This thesis researches the development of the Micro-Optical Ring Electrode (MORE) for the analysis of trans-uranium elements in aqueous mixtures. The MORE is a photoelectrochemical device based on a ring microelectrode that uses the insulator interior to the ring as a light guide. This single device exploits the unique photophysical and electrochemical properties of multiple analytes present in mixtures to quantify them. This study aims to develop a protocol for the analysis of ions of uranium, neptunium and plutonium. These elements are most relevant to the nuclear industry, especially in the areas of decommissioning and fuel-reprocessing, where speedy and safe identification of radioactive contaminants is essential.

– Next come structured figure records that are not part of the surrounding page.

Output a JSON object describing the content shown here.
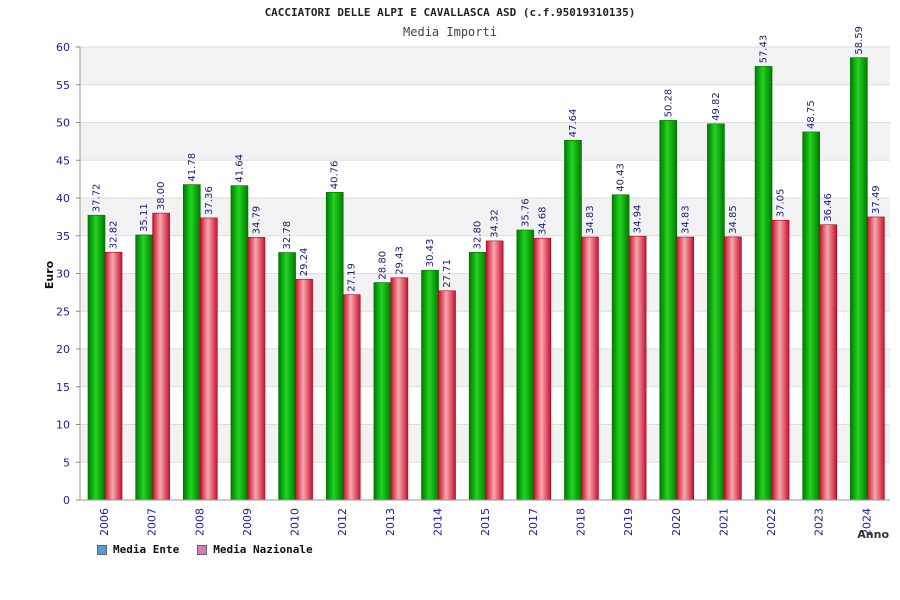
{
  "chart_data": {
    "type": "bar",
    "title": "CACCIATORI DELLE ALPI E CAVALLASCA ASD (c.f.95019310135)",
    "subtitle": "Media Importi",
    "xlabel": "Anno",
    "ylabel": "Euro",
    "ylim": [
      0,
      60
    ],
    "yticks": [
      "0",
      "5",
      "10",
      "15",
      "20",
      "25",
      "30",
      "35",
      "40",
      "45",
      "50",
      "55",
      "60"
    ],
    "categories": [
      "2006",
      "2007",
      "2008",
      "2009",
      "2010",
      "2012",
      "2013",
      "2014",
      "2015",
      "2017",
      "2018",
      "2019",
      "2020",
      "2021",
      "2022",
      "2023",
      "2024"
    ],
    "series": [
      {
        "name": "Media Ente",
        "color": "#1fbf1f",
        "values": [
          37.72,
          35.11,
          41.78,
          41.64,
          32.78,
          40.76,
          28.8,
          30.43,
          32.8,
          35.76,
          47.64,
          40.43,
          50.28,
          49.82,
          57.43,
          48.75,
          58.59
        ],
        "labels": [
          "37.72",
          "35.11",
          "41.78",
          "41.64",
          "32.78",
          "40.76",
          "28.80",
          "30.43",
          "32.80",
          "35.76",
          "47.64",
          "40.43",
          "50.28",
          "49.82",
          "57.43",
          "48.75",
          "58.59"
        ]
      },
      {
        "name": "Media Nazionale",
        "color": "#e8474f",
        "values": [
          32.82,
          38.0,
          37.36,
          34.79,
          29.24,
          27.19,
          29.43,
          27.71,
          34.32,
          34.68,
          34.83,
          34.94,
          34.83,
          34.85,
          37.05,
          36.46,
          37.49
        ],
        "labels": [
          "32.82",
          "38.00",
          "37.36",
          "34.79",
          "29.24",
          "27.19",
          "29.43",
          "27.71",
          "34.32",
          "34.68",
          "34.83",
          "34.94",
          "34.83",
          "34.85",
          "37.05",
          "36.46",
          "37.49"
        ]
      }
    ],
    "legend": {
      "position": "bottom-left",
      "items": [
        {
          "label": "Media Ente",
          "color": "#5b9bd5"
        },
        {
          "label": "Media Nazionale",
          "color": "#d67ab8"
        }
      ]
    }
  }
}
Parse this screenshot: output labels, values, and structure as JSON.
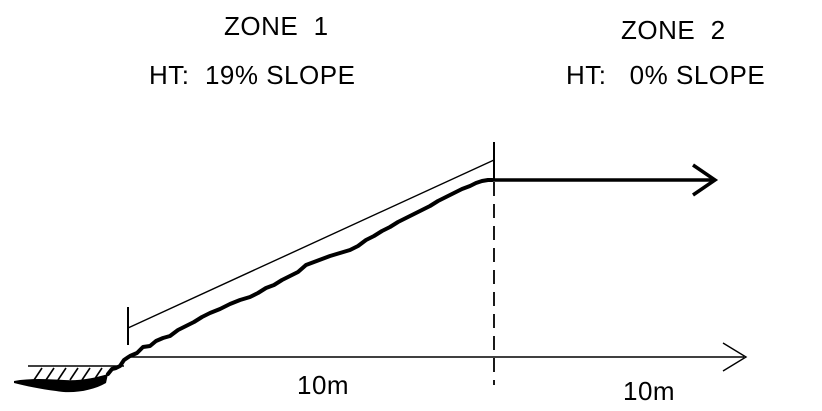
{
  "zone1": {
    "title": "ZONE  1",
    "slope_label": "HT:  19% SLOPE"
  },
  "zone2": {
    "title": "ZONE  2",
    "slope_label": "HT:   0% SLOPE"
  },
  "distances": {
    "zone1": "10m",
    "zone2": "10m"
  },
  "colors": {
    "ink": "#000000",
    "background": "#ffffff"
  }
}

Non-radioactive surrogates were used to test whether the MORE could generate
photocurrents from ions with similar chemical properties to their radioactive
counterparts. The results obtained by the successful generation of photocurrents were compared to the mathematical model proposed by (Andrieux, Boxall and O’Hare, 2006a). Depleted uranium was used as a surrogate for active uranium whilst nonradioactive surrogates vanadium and cerium was used for neptunium and plutonium. Upon successful detection of a photocurrent from the surrogates the optimum parameters to give the largest photocurrent magnitude possible were established. For uranium these parameters were an illumination wavelength of 410 nm, a working electrode potential of 0.7 V and the electron acceptor ethanol at a concentration of 200 mmol dm-3 . For vanadium these parameters were an illumination wavelength of 350 nm, a working electrode potential of 0.5 V and the electron acceptor iron (III) chloride at a concentration of 100 mmol dm-3. No photocurrents were generated for cerium. A preliminary study into the ability of the MORE to detect photocurrents generated by individual ions in a mixture of uranium and ruthenium was also carried out.

The surface finish at the tip of the MORE was shown to influence the magnitude of the generated photocurrents with a rougher finish resulting in larger photocurrents.